So here is the number crunching. I simply divided encounter XP at each level and risk threshold into adventuring day XP. At the bottom are means, modes and medians. And the correlation of medium to hard encounters, which is significant and tight meaning that they are good predictors of each other (from a game design point of view, it suggests that the table is coherent).
Level Easy Medium Hard Deadly
1 12.0 6.0 4.0 3.0
2 12.0 6.0 4.0 3.0
3 16.0 8.0 5.3 3.0
4 13.6 6.8 4.5 3.4
5 14.0 7.0 4.7 3.2
6 13.3 6.7 4.4 2.9
7 14.3 6.7 4.5 2.9
8 13.3 6.7 4.3 2.9
9 13.6 6.8 4.7 3.1
10 15.0 7.5 4.7 3.2
11 13.1 6.6 4.4 2.9
12 11.5 5.8 3.8 2.6
13 12.3 6.1 4.0 2.6
14 12.0 6.0 3.9 2.6
15 12.9 6.4 4.2 2.8
16 12.5 6.3 4.2 2.8
17 12.5 6.4 4.2 2.8
18 12.9 6.4 4.3 2.8
19 12.5 6.1 4.1 2.8
20 14.3 7.0 4.7 3.1
mean 13.2 6.6 4.4 2.9
mode 12.0 6.0 4.0 3.0
median 13.0 6.5 4.3 2.9
correll 0.97091184
The real number of encounters per day using the adventuring day XP budgets is 4.4 to 6.6 i.e. about one and a half encounters fewer than advertised. I suspect this is a root cause of comments that 5e has an "easy" difficulty setting. For mass-market games it usually is correct to dial down the difficulty. Although ideally there should be a way supplied to dial it back up again. The problem might not lie in the adventuring day XP of course: it could lie in the monster CRs i.e. the XP may be paying for too few monsters. That could matter because if it is the case, increasing the XP serves to accelerate character advancement without appropriately increasing the risk.
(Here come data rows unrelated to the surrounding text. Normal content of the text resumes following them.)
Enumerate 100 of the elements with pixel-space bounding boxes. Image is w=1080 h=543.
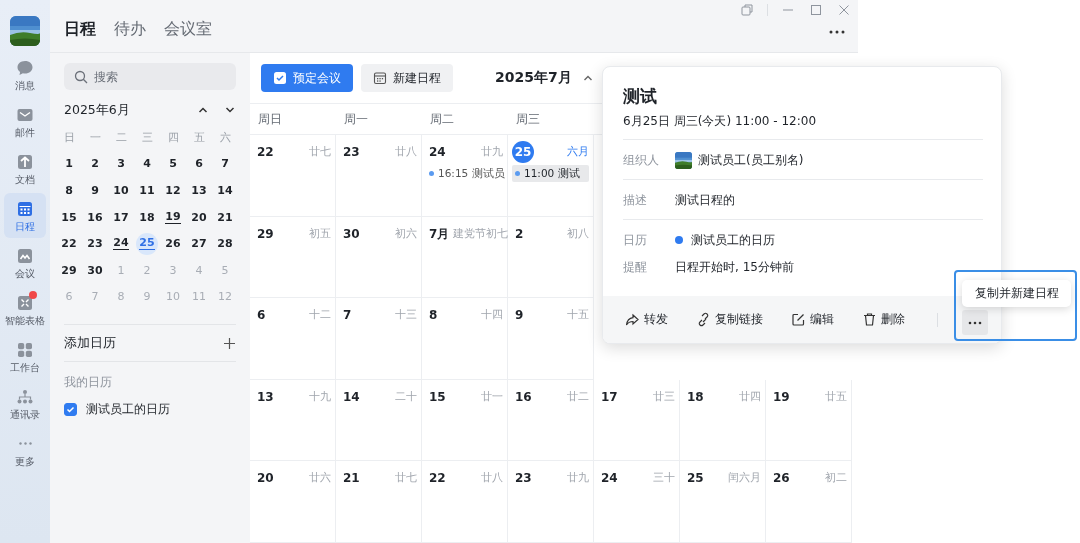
edit-button[interactable]: 编辑 <box>791 311 834 328</box>
day-cell[interactable]: 29 初五 <box>250 216 336 299</box>
day-number[interactable]: 16 <box>84 206 106 229</box>
day-cell[interactable]: 2 初八 <box>508 216 594 299</box>
day-cell[interactable]: 21 廿七 <box>336 461 422 543</box>
delete-button[interactable]: 删除 <box>862 311 905 328</box>
day-cell[interactable]: 22 廿七 <box>250 135 336 217</box>
copy-link-button[interactable]: 复制链接 <box>696 311 763 328</box>
lunar-date: 廿八 <box>481 471 503 486</box>
day-cell[interactable]: 14 二十 <box>336 379 422 462</box>
day-number: 26 <box>773 470 790 488</box>
day-number[interactable]: 24 <box>110 232 132 255</box>
lunar-date: 初二 <box>825 471 847 486</box>
day-cell[interactable]: 15 廿一 <box>422 379 508 462</box>
day-cell[interactable]: 22 廿八 <box>422 461 508 543</box>
add-calendar-label[interactable]: 添加日历 <box>64 334 223 352</box>
menu-item[interactable]: 复制并新建日程 <box>974 286 1059 301</box>
day-cell[interactable]: 7月 建党节初七 <box>422 216 508 299</box>
field-value: 测试日程的 <box>675 191 735 209</box>
day-cell[interactable]: 8 十四 <box>422 298 508 380</box>
day-number[interactable]: 29 <box>58 259 80 282</box>
day-cell[interactable]: 25 六月 11:00 测试 <box>508 135 594 217</box>
section-heading: 我的日历 <box>64 375 113 390</box>
day-number[interactable]: 5 <box>162 152 184 175</box>
day-number[interactable]: 4 <box>136 152 158 175</box>
day-number[interactable]: 22 <box>58 232 80 255</box>
day-number[interactable]: 23 <box>84 232 106 255</box>
field-value: 测试员工的日历 <box>691 231 775 249</box>
day-number[interactable]: 15 <box>58 206 80 229</box>
day-number[interactable]: 19 <box>162 206 184 229</box>
weekday-label: 五 <box>193 129 205 145</box>
day-number[interactable]: 18 <box>136 206 158 229</box>
primary-button[interactable]: 预定会议 <box>261 64 353 92</box>
day-number[interactable]: 8 <box>58 179 80 202</box>
day-number[interactable]: 17 <box>110 206 132 229</box>
day-number[interactable]: 30 <box>84 259 106 282</box>
day-number[interactable]: 2 <box>84 152 106 175</box>
today-marker: 25 <box>512 141 534 163</box>
day-number[interactable]: 20 <box>188 206 210 229</box>
day-cell[interactable]: 23 廿八 <box>336 135 422 217</box>
lunar-date: 廿二 <box>567 389 589 404</box>
day-cell[interactable]: 20 廿六 <box>250 461 336 543</box>
rail-item[interactable]: 通讯录 <box>4 381 46 426</box>
day-cell[interactable]: 24 廿九 16:15 测试员 <box>422 135 508 217</box>
day-number[interactable]: 3 <box>110 152 132 175</box>
day-cell[interactable]: 23 廿九 <box>508 461 594 543</box>
day-number: 24 <box>429 144 446 161</box>
day-cell[interactable]: 18 廿四 <box>680 379 766 462</box>
lunar-date: 建党节初七 <box>453 226 509 241</box>
rail-item[interactable]: 日程 <box>4 193 46 238</box>
day-cell[interactable]: 9 十五 <box>508 298 594 380</box>
day-number[interactable]: 1 <box>58 152 80 175</box>
event-chip[interactable]: 11:00 测试 <box>512 165 589 182</box>
month-title: 2025年7月 <box>495 69 572 87</box>
day-number[interactable]: 21 <box>214 206 236 229</box>
event-chip[interactable]: 16:15 测试员 <box>426 165 503 182</box>
day-number[interactable]: 9 <box>84 179 106 202</box>
day-cell[interactable]: 30 初六 <box>336 216 422 299</box>
day-number[interactable]: 7 <box>214 152 236 175</box>
rail-item[interactable]: 消息 <box>4 52 46 97</box>
day-number[interactable]: 10 <box>110 179 132 202</box>
day-number[interactable]: 25 <box>136 232 158 255</box>
rail-item[interactable]: 工作台 <box>4 334 46 379</box>
day-cell[interactable]: 6 十二 <box>250 298 336 380</box>
lunar-date: 廿七 <box>395 471 417 486</box>
share-button[interactable]: 转发 <box>625 311 668 328</box>
lunar-date: 三十 <box>653 471 675 486</box>
rail-item[interactable]: 文档 <box>4 146 46 191</box>
weekday-label: 周日 <box>257 111 283 128</box>
day-cell[interactable]: 19 廿五 <box>766 379 852 462</box>
button[interactable]: 新建日程 <box>361 64 453 92</box>
weekday-label: 四 <box>167 129 179 145</box>
day-number[interactable]: 11 <box>136 179 158 202</box>
rail-item[interactable]: 邮件 <box>4 99 46 144</box>
day-cell[interactable]: 24 三十 <box>594 461 680 543</box>
day-cell[interactable]: 13 十九 <box>250 379 336 462</box>
day-number[interactable]: 27 <box>188 232 210 255</box>
rail-item[interactable]: 更多 <box>4 428 46 473</box>
day-number: 24 <box>601 470 618 488</box>
search-field[interactable]: 搜索 <box>64 63 236 90</box>
rail-item[interactable]: 会议 <box>4 240 46 285</box>
day-number[interactable]: 26 <box>162 232 184 255</box>
day-number[interactable]: 12 <box>162 179 184 202</box>
day-cell[interactable]: 26 初二 <box>766 461 852 543</box>
day-number: 13 <box>257 388 274 406</box>
day-number: 17 <box>601 388 618 406</box>
tab[interactable]: 待办 <box>114 19 146 39</box>
tab[interactable]: 会议室 <box>164 19 212 39</box>
day-cell[interactable]: 16 廿二 <box>508 379 594 462</box>
day-number[interactable]: 14 <box>214 179 236 202</box>
field-label: 提醒 <box>623 258 648 276</box>
day-cell[interactable]: 25 闰六月 <box>680 461 766 543</box>
day-number[interactable]: 6 <box>188 152 210 175</box>
rail-item[interactable]: 智能表格 <box>4 287 46 332</box>
day-number: 22 <box>429 470 446 488</box>
tab[interactable]: 日程 <box>64 19 96 39</box>
day-number[interactable]: 13 <box>188 179 210 202</box>
day-number[interactable]: 28 <box>214 232 236 255</box>
day-number: 30 <box>343 225 360 243</box>
month-title: 2025年6月 <box>64 101 131 119</box>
What I'd like to do is figure out a simple method to provide a "hard" difficulty setting for 5e. We need to know if monster CRs need tweaking, which I think we can tell from the XP Thresholds table perhaps using Kobold Fight Club? Ideally, they won't, in which case all we'll need to do is up the Adventuring Day XP... perhaps by a quarter?